Sam intentaba con desesperación leer los extraños códigos, señales y mensajes detrás de aquellos ojos que no pestañeaban. Miró a su madre que estaba detrás con las manos en las caderas. No mostraba signos de irse.

– No muy bien.

– No muy bien. Parece que mal -dijo Clive.

– Oh -dijo Connie-, no es para tanto.
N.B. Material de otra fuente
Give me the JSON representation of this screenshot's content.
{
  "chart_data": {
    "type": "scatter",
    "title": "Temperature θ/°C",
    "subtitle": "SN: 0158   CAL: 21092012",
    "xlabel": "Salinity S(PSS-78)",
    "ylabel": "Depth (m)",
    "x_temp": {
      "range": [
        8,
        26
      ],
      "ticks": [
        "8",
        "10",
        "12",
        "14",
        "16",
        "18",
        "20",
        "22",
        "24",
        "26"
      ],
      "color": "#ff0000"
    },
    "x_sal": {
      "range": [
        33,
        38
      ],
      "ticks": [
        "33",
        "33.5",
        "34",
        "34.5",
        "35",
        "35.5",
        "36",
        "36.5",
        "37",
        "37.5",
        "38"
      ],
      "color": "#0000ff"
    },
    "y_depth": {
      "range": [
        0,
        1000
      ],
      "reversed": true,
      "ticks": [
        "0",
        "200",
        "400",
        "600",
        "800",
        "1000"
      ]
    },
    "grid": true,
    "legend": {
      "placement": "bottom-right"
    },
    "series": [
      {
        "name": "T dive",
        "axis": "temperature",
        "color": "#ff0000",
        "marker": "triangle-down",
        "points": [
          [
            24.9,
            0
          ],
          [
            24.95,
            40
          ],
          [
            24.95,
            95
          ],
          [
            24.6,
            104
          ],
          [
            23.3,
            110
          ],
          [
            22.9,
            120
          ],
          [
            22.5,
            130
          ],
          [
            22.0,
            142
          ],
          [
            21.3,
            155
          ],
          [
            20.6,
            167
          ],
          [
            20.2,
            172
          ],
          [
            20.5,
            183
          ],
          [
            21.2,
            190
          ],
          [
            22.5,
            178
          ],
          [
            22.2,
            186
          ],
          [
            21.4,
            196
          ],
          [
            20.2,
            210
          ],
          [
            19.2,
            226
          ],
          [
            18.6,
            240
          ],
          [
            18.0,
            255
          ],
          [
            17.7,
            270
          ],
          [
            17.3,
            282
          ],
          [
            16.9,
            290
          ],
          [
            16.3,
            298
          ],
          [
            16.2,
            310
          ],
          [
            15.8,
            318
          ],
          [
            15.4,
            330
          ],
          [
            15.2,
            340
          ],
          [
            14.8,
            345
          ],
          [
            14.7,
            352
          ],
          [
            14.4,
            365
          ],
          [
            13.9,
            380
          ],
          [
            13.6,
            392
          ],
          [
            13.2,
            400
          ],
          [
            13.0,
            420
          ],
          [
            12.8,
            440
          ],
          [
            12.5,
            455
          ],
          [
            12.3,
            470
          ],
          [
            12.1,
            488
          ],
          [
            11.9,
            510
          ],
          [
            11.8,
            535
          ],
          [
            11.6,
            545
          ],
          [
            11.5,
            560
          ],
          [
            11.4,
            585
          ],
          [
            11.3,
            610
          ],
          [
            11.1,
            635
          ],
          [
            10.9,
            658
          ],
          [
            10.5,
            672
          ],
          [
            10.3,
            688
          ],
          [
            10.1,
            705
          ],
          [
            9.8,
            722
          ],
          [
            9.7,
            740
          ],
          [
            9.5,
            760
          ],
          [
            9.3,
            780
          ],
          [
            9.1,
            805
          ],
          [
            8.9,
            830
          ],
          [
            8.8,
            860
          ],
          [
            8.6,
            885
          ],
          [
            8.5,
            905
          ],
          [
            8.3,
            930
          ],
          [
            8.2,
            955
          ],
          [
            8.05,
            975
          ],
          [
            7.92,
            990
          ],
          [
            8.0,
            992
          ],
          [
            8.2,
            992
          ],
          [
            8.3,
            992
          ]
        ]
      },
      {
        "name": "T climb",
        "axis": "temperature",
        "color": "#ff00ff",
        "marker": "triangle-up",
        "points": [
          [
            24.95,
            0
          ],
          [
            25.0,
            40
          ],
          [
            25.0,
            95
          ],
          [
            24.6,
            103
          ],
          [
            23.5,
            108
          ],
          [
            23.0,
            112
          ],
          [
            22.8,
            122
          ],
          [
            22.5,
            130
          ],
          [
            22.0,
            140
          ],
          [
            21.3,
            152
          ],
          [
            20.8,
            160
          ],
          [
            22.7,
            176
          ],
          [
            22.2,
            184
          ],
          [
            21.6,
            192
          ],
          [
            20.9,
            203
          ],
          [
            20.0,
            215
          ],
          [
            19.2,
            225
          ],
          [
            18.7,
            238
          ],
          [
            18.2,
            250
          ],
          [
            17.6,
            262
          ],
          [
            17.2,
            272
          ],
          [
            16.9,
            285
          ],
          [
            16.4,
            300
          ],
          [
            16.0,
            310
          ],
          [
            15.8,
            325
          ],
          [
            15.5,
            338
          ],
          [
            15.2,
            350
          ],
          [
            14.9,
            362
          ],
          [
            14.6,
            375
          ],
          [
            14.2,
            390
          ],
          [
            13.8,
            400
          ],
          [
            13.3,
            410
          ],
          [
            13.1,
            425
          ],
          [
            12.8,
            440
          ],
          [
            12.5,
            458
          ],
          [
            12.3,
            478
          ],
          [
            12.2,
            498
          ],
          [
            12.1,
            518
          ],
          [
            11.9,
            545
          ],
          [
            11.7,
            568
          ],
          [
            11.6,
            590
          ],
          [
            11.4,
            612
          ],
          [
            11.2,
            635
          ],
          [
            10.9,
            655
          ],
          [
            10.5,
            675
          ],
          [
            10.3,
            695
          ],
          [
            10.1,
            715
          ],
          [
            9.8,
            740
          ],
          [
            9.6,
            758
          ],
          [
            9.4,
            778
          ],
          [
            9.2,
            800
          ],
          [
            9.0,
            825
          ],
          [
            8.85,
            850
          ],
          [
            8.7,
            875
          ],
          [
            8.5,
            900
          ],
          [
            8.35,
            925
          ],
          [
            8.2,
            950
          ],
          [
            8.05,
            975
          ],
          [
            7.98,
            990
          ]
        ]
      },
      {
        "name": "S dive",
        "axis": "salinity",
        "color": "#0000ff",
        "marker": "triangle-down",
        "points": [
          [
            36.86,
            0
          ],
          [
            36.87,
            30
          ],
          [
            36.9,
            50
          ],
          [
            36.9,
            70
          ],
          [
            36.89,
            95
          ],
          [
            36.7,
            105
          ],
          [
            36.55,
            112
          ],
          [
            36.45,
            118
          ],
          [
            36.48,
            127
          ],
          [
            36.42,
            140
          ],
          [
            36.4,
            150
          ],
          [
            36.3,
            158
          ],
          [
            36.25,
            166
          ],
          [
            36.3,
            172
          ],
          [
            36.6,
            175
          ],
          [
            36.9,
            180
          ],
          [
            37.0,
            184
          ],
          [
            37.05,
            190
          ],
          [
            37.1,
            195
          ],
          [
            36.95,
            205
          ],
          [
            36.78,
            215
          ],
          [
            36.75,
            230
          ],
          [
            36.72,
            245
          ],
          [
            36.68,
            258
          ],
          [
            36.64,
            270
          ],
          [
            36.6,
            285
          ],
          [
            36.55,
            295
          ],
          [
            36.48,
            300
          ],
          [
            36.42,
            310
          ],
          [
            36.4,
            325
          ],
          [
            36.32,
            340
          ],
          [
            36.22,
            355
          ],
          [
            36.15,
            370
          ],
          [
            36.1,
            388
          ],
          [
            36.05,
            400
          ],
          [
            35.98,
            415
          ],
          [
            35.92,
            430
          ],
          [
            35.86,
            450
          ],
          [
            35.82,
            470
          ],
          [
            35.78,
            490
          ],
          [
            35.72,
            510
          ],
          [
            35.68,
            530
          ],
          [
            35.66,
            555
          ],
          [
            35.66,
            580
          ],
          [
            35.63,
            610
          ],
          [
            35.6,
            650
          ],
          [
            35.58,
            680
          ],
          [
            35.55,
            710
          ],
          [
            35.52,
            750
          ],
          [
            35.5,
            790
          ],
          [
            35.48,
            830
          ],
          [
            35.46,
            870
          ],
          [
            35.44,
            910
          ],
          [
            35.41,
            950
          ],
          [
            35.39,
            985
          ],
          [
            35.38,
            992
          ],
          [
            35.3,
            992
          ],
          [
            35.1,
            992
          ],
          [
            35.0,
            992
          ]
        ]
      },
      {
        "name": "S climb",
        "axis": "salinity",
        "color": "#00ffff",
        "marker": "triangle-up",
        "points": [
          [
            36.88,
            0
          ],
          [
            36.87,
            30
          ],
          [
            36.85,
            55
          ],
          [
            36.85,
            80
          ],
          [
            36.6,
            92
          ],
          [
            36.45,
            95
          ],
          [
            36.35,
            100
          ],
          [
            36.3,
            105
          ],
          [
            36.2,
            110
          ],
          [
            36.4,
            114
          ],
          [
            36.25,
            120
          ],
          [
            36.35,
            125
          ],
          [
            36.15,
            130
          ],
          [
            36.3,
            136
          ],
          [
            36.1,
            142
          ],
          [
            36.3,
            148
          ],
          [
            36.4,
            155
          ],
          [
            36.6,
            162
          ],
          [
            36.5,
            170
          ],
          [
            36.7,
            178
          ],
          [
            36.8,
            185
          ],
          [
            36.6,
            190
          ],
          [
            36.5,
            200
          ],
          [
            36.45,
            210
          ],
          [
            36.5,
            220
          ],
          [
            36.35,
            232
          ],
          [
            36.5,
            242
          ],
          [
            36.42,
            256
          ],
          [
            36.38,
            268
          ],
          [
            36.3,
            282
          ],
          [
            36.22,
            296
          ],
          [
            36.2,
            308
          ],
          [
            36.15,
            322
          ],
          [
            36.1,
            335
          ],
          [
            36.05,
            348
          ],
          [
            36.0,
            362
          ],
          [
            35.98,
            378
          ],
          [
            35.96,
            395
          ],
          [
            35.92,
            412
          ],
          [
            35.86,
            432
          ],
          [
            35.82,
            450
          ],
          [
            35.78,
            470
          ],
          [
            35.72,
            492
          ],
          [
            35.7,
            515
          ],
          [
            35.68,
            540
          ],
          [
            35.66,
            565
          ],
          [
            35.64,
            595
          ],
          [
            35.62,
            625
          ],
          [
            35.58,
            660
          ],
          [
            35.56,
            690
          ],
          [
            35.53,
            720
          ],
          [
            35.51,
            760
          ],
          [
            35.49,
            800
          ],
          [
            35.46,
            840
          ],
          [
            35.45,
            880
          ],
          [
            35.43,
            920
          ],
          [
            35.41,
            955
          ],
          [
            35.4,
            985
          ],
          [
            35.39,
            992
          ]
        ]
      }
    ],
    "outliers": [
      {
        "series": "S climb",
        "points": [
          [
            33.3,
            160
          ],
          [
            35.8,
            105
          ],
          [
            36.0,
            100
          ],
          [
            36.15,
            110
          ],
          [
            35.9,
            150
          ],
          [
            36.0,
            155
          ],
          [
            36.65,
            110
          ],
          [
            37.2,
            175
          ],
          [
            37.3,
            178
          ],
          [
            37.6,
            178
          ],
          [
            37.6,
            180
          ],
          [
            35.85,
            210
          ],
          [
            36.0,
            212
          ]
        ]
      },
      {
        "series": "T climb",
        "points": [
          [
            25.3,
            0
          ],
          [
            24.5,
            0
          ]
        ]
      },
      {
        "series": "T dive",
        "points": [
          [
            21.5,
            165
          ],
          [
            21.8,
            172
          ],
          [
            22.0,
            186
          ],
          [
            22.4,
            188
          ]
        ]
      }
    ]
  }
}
Estará en pie en un día o dos.

– Estarás fuera de peligro muy pronto. -Terry alzó una ceja.

– Fuera de peligro -asintió Clive.

Sam preció encogerse.

– Será mejor que lo dejemos -dijo Connie-. Volveréis dentro de un día o dos, ¿verdad, chicos?

– Sí-dijo Clive-. Es mejor no hablar con faringitis. Es mejor no decir nada.

– Mejor no decir nada de nada -dijo Terry-. Ni una palabra.

– ¡Por Dios! Hacéis que suene peor de lo que es. -Connie se rió y los condujo fuera de la habitación-. No se está muriendo, ¿sabéis?

Sam oyó que la puerta principal se cerraba y se quedó contemplando el techo. «Fuera de peligro.» «Mejor no decir nada.» «Fuera de peligro.» Las palabras resonaron como en un pozo negro. «Fuera de peligro.» Se sintió cabalgando por una tierra suave y negra, que se deslizaba y temblaba bajo él hacia un pozo de laderas empinadas, un agujero que apestaba aunque de un modo extrañamente reconfortante a moho de hojas y raíces de árboles, hasta que el fondo del mundo ascendió lentamente con una explosión silenciosa y él caía, caía a través del espacio, entre las estrellas, estrellas que lo miraban con interés pero con fría energía.